Manny: Why were you the man of the family?
Andy: He sort of died.
Manny: How?
Andy: I don't want to bring you down, little man. Neither did my dad. He'd say, "My disease can't be all bad if it rhymes with 'answer.'" [oven chimes] Those are the flaxseed muffins that I just baked. I'll just take them out and get out of here.
Jay: Andy, wait. We're never gonna eat them.

Quote from Andy

Gloria: No! You make me hire these nannies that I don't like. But when I find one that I like, you fire him?! I am the one that spends most of the time around here! So I get to pick!
Andy: Shh. Sometimes the louder we are, the less we're heard.You're frustrated right now, aren't you?
Gloria: Yes.
Andy: Because you feel like they're not hearing you.
Gloria: Yes.
Andy: Well, that's exactly how they feel.

Quote from Andy

Andy: Life isn't easy.
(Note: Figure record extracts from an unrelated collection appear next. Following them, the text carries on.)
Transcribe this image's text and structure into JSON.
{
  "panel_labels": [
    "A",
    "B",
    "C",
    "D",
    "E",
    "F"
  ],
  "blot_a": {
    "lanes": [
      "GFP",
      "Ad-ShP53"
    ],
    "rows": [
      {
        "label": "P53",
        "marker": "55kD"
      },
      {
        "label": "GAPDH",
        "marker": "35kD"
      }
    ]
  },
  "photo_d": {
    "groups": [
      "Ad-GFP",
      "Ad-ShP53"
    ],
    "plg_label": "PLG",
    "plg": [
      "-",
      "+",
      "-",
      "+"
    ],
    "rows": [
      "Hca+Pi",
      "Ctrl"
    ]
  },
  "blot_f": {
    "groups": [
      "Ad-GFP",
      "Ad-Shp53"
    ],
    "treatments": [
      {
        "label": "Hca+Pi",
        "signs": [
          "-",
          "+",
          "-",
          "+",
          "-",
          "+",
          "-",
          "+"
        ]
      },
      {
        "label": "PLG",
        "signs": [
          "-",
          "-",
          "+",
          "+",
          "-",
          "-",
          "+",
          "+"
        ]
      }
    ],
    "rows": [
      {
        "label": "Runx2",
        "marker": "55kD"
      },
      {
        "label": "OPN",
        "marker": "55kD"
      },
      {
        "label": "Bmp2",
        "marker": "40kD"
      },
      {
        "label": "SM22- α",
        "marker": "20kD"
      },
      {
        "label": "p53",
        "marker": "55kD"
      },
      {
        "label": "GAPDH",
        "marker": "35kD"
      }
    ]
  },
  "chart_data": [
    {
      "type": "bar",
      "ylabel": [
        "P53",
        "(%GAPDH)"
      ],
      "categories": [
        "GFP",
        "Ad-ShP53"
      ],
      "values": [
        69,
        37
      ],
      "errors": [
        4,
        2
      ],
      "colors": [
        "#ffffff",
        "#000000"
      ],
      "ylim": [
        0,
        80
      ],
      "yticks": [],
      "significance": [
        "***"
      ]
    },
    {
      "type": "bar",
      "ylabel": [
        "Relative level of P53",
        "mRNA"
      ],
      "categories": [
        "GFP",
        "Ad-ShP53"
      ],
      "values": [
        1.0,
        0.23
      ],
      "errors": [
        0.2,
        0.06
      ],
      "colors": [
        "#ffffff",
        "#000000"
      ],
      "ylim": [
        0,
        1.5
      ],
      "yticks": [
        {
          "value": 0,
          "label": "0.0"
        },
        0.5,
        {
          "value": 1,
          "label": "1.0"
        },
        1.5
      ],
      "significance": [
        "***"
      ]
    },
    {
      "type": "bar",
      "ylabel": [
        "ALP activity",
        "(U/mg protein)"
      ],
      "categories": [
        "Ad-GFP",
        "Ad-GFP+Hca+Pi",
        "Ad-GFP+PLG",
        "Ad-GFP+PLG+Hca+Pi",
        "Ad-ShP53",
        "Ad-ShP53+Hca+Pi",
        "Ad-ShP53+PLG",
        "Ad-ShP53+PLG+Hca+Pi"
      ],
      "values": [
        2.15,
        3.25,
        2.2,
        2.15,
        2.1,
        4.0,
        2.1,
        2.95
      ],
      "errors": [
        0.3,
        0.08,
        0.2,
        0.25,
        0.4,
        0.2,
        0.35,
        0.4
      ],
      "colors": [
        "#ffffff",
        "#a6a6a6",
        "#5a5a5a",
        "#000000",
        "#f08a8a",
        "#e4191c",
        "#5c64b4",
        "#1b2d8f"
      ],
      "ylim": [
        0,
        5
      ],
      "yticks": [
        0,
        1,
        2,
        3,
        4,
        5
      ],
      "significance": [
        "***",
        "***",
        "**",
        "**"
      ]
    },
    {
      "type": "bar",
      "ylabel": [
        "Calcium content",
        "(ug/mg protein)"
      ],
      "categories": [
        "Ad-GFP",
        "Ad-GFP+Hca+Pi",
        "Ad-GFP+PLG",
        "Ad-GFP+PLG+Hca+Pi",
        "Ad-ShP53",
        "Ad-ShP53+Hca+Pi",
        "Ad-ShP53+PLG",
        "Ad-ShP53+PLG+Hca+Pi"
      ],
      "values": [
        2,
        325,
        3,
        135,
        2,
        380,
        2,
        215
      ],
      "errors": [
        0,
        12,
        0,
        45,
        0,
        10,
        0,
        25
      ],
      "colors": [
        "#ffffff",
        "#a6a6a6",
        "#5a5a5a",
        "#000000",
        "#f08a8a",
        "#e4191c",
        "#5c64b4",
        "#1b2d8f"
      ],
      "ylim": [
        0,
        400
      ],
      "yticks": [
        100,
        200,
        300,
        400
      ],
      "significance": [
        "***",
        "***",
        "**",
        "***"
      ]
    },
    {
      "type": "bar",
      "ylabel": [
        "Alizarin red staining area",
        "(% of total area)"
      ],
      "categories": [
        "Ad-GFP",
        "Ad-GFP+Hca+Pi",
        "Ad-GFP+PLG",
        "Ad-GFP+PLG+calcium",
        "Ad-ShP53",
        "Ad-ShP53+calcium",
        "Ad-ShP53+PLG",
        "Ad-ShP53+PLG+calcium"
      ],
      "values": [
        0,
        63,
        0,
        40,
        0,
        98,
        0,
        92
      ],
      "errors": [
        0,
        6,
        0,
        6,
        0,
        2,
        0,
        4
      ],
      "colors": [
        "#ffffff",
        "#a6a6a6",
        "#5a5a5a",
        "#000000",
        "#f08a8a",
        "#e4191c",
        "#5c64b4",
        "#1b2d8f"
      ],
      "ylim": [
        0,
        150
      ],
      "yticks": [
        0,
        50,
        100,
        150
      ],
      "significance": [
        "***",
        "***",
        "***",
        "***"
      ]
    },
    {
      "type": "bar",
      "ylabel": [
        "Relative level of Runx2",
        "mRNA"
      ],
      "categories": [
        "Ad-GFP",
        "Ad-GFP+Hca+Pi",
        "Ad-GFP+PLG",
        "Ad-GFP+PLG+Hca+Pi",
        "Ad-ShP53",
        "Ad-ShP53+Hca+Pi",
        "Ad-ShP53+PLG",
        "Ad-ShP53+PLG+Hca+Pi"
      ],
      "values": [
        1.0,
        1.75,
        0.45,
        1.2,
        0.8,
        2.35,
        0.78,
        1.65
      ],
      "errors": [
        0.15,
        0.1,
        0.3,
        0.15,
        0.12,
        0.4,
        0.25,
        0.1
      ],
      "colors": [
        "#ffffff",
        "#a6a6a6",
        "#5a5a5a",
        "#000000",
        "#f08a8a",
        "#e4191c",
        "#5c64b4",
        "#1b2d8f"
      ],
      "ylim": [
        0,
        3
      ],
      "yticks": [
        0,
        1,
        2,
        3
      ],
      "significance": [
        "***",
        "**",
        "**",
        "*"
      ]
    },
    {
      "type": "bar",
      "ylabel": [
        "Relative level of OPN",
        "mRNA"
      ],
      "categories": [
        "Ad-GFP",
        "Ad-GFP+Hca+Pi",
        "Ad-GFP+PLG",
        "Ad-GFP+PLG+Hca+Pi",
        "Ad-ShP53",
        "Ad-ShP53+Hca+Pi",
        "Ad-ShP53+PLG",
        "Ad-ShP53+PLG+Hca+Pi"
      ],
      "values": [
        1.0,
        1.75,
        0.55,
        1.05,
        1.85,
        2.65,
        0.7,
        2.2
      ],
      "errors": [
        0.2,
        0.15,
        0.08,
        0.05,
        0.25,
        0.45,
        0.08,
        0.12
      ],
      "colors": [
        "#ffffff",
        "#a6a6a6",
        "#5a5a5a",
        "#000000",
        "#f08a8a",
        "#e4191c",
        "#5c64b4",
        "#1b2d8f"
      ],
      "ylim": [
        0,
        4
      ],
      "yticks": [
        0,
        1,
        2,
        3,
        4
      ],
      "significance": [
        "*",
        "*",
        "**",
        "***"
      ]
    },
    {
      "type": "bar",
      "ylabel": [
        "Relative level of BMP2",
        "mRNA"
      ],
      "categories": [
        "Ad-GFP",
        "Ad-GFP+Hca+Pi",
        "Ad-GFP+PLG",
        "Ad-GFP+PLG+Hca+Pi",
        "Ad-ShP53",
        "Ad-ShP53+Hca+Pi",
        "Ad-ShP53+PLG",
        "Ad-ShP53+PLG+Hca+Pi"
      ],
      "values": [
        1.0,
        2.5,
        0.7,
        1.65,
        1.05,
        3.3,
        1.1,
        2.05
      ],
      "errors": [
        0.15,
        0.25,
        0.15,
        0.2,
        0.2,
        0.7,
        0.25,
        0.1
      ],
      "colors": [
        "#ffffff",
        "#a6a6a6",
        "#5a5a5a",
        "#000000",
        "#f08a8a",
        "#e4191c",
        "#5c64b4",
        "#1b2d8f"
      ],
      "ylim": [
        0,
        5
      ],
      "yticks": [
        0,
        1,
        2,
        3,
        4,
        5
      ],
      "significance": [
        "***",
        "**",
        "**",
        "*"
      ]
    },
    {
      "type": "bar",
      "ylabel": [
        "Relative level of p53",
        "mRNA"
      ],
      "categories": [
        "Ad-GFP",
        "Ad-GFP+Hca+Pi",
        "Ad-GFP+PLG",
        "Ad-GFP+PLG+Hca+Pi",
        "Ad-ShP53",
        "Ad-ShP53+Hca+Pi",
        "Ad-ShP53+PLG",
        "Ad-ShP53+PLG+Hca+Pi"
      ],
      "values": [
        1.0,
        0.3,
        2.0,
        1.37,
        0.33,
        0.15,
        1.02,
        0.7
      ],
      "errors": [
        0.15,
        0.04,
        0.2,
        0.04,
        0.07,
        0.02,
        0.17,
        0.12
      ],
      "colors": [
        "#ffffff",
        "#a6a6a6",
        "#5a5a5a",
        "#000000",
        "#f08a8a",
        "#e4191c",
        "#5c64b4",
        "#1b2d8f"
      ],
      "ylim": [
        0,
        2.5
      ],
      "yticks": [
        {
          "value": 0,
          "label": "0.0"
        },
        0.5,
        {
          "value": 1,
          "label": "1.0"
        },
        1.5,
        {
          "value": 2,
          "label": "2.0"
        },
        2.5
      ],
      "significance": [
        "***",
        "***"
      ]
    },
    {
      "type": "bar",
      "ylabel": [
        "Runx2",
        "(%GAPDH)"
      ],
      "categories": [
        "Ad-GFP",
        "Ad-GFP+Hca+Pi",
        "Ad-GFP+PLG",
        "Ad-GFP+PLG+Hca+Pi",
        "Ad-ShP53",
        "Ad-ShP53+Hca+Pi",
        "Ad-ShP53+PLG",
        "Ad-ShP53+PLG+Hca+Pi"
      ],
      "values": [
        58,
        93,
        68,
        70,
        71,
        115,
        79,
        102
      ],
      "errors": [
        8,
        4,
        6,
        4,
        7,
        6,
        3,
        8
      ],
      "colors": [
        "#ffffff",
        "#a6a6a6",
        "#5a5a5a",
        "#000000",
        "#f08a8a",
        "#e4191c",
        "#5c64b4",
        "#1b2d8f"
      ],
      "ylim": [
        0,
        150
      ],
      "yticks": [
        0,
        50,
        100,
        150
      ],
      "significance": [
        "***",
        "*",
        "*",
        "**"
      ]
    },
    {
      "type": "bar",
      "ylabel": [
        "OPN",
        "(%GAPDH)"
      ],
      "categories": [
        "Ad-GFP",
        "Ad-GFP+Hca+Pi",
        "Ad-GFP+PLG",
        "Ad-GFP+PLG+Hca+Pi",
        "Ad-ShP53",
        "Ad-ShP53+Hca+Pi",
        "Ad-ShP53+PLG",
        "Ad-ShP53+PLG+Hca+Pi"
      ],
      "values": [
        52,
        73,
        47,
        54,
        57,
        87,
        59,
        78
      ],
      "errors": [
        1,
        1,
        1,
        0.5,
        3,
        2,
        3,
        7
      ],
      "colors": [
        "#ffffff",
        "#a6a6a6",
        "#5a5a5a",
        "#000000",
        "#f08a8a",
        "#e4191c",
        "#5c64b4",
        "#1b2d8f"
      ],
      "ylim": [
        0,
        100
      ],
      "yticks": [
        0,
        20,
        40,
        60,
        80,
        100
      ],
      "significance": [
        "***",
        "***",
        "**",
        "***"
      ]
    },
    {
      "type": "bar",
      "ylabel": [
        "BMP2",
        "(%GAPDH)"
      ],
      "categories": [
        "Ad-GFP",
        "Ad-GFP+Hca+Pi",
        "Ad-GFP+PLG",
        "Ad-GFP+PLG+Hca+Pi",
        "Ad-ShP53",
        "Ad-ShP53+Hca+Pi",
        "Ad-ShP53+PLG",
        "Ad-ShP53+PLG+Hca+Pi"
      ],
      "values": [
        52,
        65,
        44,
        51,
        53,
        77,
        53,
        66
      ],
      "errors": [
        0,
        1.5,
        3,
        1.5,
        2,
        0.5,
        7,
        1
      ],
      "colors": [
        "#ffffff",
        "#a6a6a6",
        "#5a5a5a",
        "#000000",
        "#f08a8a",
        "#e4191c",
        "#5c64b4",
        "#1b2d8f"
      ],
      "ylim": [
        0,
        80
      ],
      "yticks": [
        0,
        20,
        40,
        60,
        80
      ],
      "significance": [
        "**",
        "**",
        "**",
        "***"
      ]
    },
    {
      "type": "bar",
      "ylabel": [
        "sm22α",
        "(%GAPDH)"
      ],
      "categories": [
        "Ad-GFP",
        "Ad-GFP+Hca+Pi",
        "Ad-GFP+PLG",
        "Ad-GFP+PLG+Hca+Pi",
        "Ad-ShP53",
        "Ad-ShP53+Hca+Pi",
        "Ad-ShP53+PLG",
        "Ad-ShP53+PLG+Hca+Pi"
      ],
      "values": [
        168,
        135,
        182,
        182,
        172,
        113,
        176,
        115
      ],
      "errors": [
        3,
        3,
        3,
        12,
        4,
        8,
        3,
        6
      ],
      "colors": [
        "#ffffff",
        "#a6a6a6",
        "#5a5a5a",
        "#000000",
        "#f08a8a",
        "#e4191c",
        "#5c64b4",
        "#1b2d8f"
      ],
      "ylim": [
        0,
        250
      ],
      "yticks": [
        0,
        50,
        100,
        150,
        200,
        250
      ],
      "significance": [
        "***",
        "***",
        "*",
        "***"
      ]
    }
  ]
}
Sometimes we just need a little help. Getting your confidence back, getting on the same page, getting out of your own way. Or just getting moving. And I'm pleased as punch to be the one-
Jay: Okay, this is tough enough without all the yammering!
Andy: Sorry. Whoo!

Quote from Pepper

[All off screen as Lily expresses her frustration at having to listen to this:]
Pepper: What would you like to dance to?
Cameron: I have to tell you we have to have some sort of square dancing.
Mitchell: We're not doing country.
Pepper: No square dancing. There will be no hoedown tonight.
Cameron: My family is going to throw a fit. They'll riot.
Mitchell: We're not getting married for them. We're getting married for us.
Cameron: And I think we have a decorative cake out front, and then we have sheet cakes in the back.
Pepper: Oh, I see! Is that the theme you're going for. Ttacky?!
Mitchell: Sheet. Like a sheet.
Pepper: Oh, "sheet." I thought he said "chic cake.